Institutional infrastructure expands as price action stays pressured post-integration
Ledger Enterprise added native support for the Sei Network, giving institutional users secure management of Sei tokens with multi-signature governance, role-based access controls, and audit-ready infrastructure. This development brought Sei onto Ledger Enterprise’s platform with treasury and compliance toolkits for institutional transactions. The move is part of Sei's ongoing initiative to expand institutional infrastructure ahead of its upcoming Giga upgrade, accompanied by integrations with BlackRock, Ondo, and Circle — though price action has remained under broader selling pressure.
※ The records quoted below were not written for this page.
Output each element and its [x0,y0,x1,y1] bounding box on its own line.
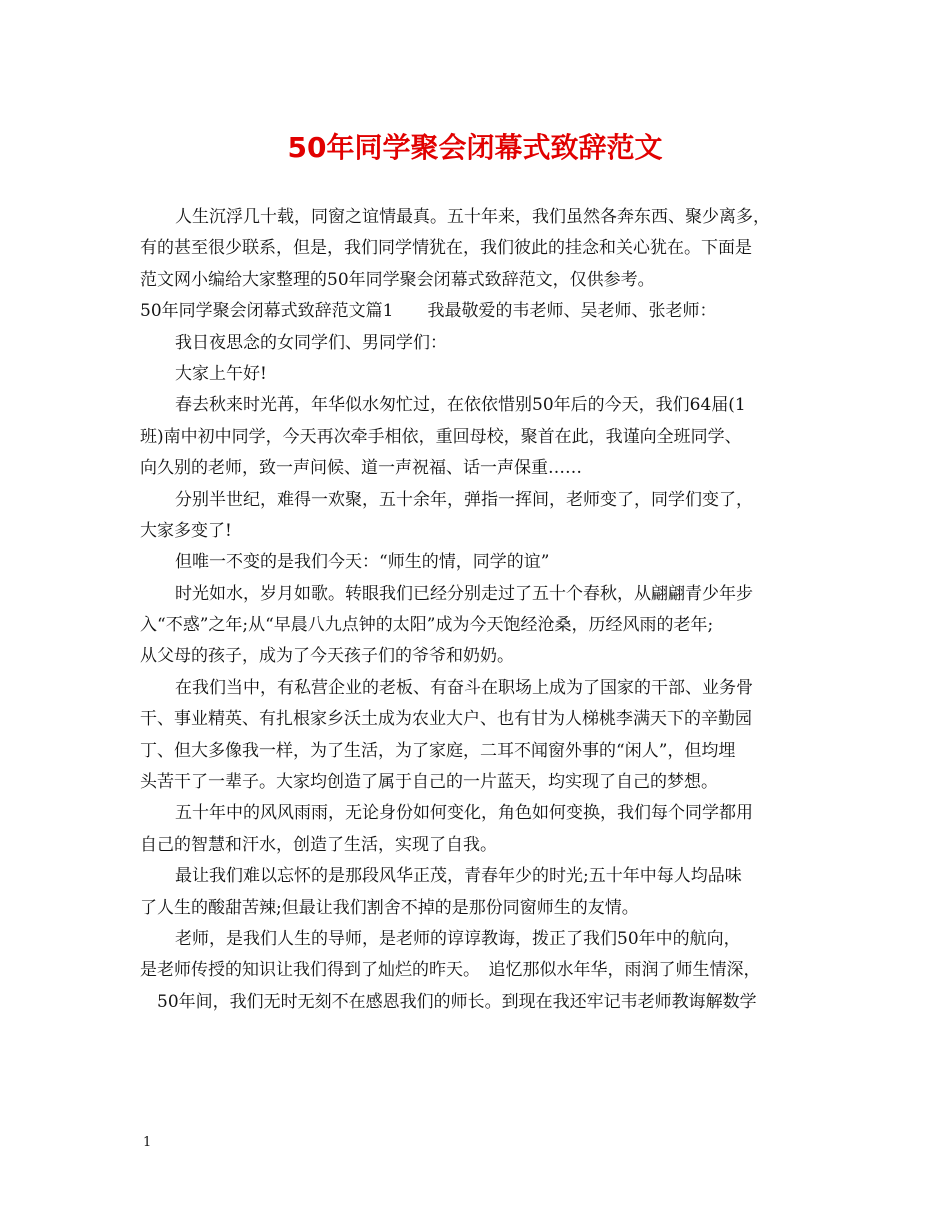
paragraph-line: 人生沉浮几十载，同窗之谊情最真。五十年来，我们虽然各奔东西、聚少离多， [175,207,770,227]
paragraph-line: 但唯一不变的是我们今天：“师生的情，同学的谊” [175,552,550,573]
document-title: 50年同学聚会闭幕式致辞范文 [287,131,663,164]
paragraph-line: 大家上午好! [175,363,267,384]
paragraph-line: 大家多变了! [140,520,232,541]
paragraph-line: 五十年中的风风雨雨，无论身份如何变化，角色如何变换，我们每个同学都用 [175,803,753,824]
paragraph-line: 我日夜思念的女同学们、男同学们： [175,332,447,353]
page-number: 1 [143,1135,152,1150]
paragraph-line: 春去秋来时光苒，年华似水匆忙过，在依依惜别50年后的今天，我们64届(1 [175,395,746,416]
paragraph-line: 范文网小编给大家整理的50年同学聚会闭幕式致辞范文，仅供参考。 [140,269,655,290]
paragraph-line: 有的甚至很少联系，但是，我们同学情犹在，我们彼此的挂念和关心犹在。下面是 [140,238,752,259]
paragraph-line: 在我们当中，有私营企业的老板、有奋斗在职场上成为了国家的干部、业务骨 [175,677,753,698]
paragraph-line: 时光如水，岁月如歌。转眼我们已经分别走过了五十个春秋，从翩翩青少年步 [175,583,753,604]
document-body [140,202,820,1018]
paragraph-line: 分别半世纪，难得一欢聚，五十余年，弹指一挥间，老师变了，同学们变了， [175,489,753,510]
paragraph-line: 头苦干了一辈子。大家均创造了属于自己的一片蓝天，均实现了自己的梦想。 [140,772,718,793]
paragraph-line: 自己的智慧和汗水，创造了生活，实现了自我。 [140,834,497,855]
paragraph-line: 班)南中初中同学，今天再次牵手相依，重回母校，聚首在此，我谨向全班同学、 [140,426,742,447]
paragraph-line: 最让我们难以忘怀的是那段风华正茂，青春年少的时光;五十年中每人均品味 [175,866,742,887]
paragraph-line: 入“不惑”之年;从“早晨八九点钟的太阳”成为今天饱经沧桑，历经风雨的老年; [140,615,714,636]
paragraph-line: 50年同学聚会闭幕式致辞范文篇1 我最敬爱的韦老师、吴老师、张老师： [140,301,717,322]
paragraph-line: 了人生的酸甜苦辣;但最让我们割舍不掉的是那份同窗师生的友情。 [140,897,639,918]
paragraph-line: 从父母的孩子，成为了今天孩子们的爷爷和奶奶。 [140,646,514,667]
paragraph-line: 干、事业精英、有扎根家乡沃土成为农业大户、也有甘为人梯桃李满天下的辛勤园 [140,709,752,730]
paragraph-line: 丁、但大多像我一样，为了生活，为了家庭，二耳不闻窗外事的“闲人”，但均埋 [140,740,736,761]
paragraph-line: 老师，是我们人生的导师，是老师的谆谆教诲，拨正了我们50年中的航向， [175,928,741,949]
paragraph-line: 向久别的老师，致一声问候、道一声祝福、话一声保重…… [140,458,582,479]
paragraph-line: 50年间，我们无时无刻不在感恩我们的师长。到现在我还牢记韦老师教诲解数学 [140,991,757,1012]
paragraph-line: 是老师传授的知识让我们得到了灿烂的昨天。 追忆那似水年华，雨润了师生情深， [140,960,761,981]
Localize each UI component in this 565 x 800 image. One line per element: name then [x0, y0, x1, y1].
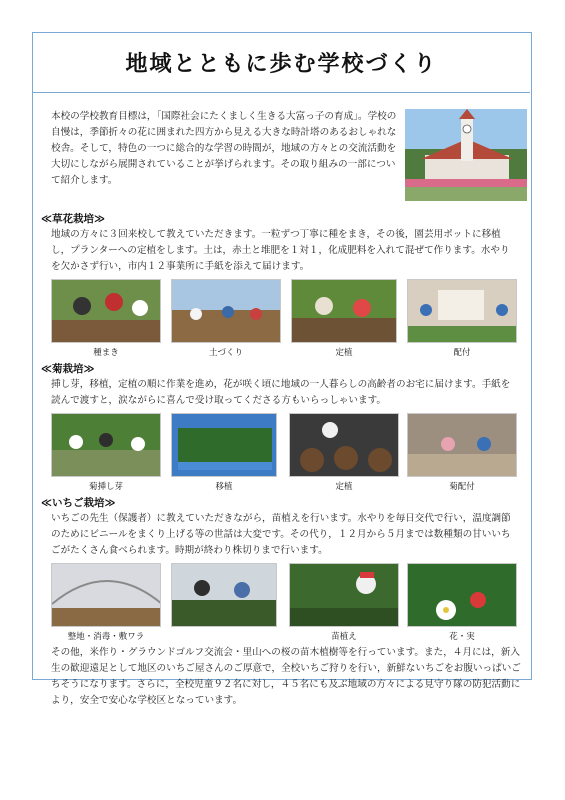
title-bar [33, 33, 530, 93]
caption-planting: 定植 [335, 348, 353, 358]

Bearish momentum dominates as multiple indicators flag further downside
Momentum readings are firmly negative on the daily timeframe, with the MACD signaling a strong sell and the ADX registering a high value, showing a pronounced bearish trend. The RSI and Commodity Channel Index are both in sell territory, while the Stochastic RSI indicates strong selling pressure, pointing to oversold conditions. Bull/Bear Power suggests only marginal buyer activity, failing to offset dominant seller influence intraday. The daily action shows no gap between the previous close and today’s open, yet the price is trading near today's low and has declined 9.40%. Intraday volatility is elevated, with continued pressure after the open. This negative price action is reinforced by the overarching momentum signals, reinforcing the current bearish tone.
Price consolidation likely as downside risk outweighs bullish triggers
Looking ahead, the expected range for SEI over the next five trading days is adjusted to $0.0580 – $0.0710 to reflect typical volatility and the current price level. The probability of a price increase is very low (less than 20%), making further declines much more likely. The baseline scenario calls for price consolidation within a narrow corridor as oversold signals build, while a bullish scenario would require a decisive break above the $0.0786 resistance. In the bearish scenario, a sustained move below $0.0580 could open up further downside pressure toward lower support levels.
Previously it was reported that Sei (SEI) is trading below its key moving averages, with the price remaining under persistent downside momentum and selling pressure despite recent institutional infrastructure developments. Technical indicators confirm a sustained downtrend, with resistance at the Ichimoku Kijun level and fading support, suggesting continued vulnerability even as volatility could prompt short-term relief moves.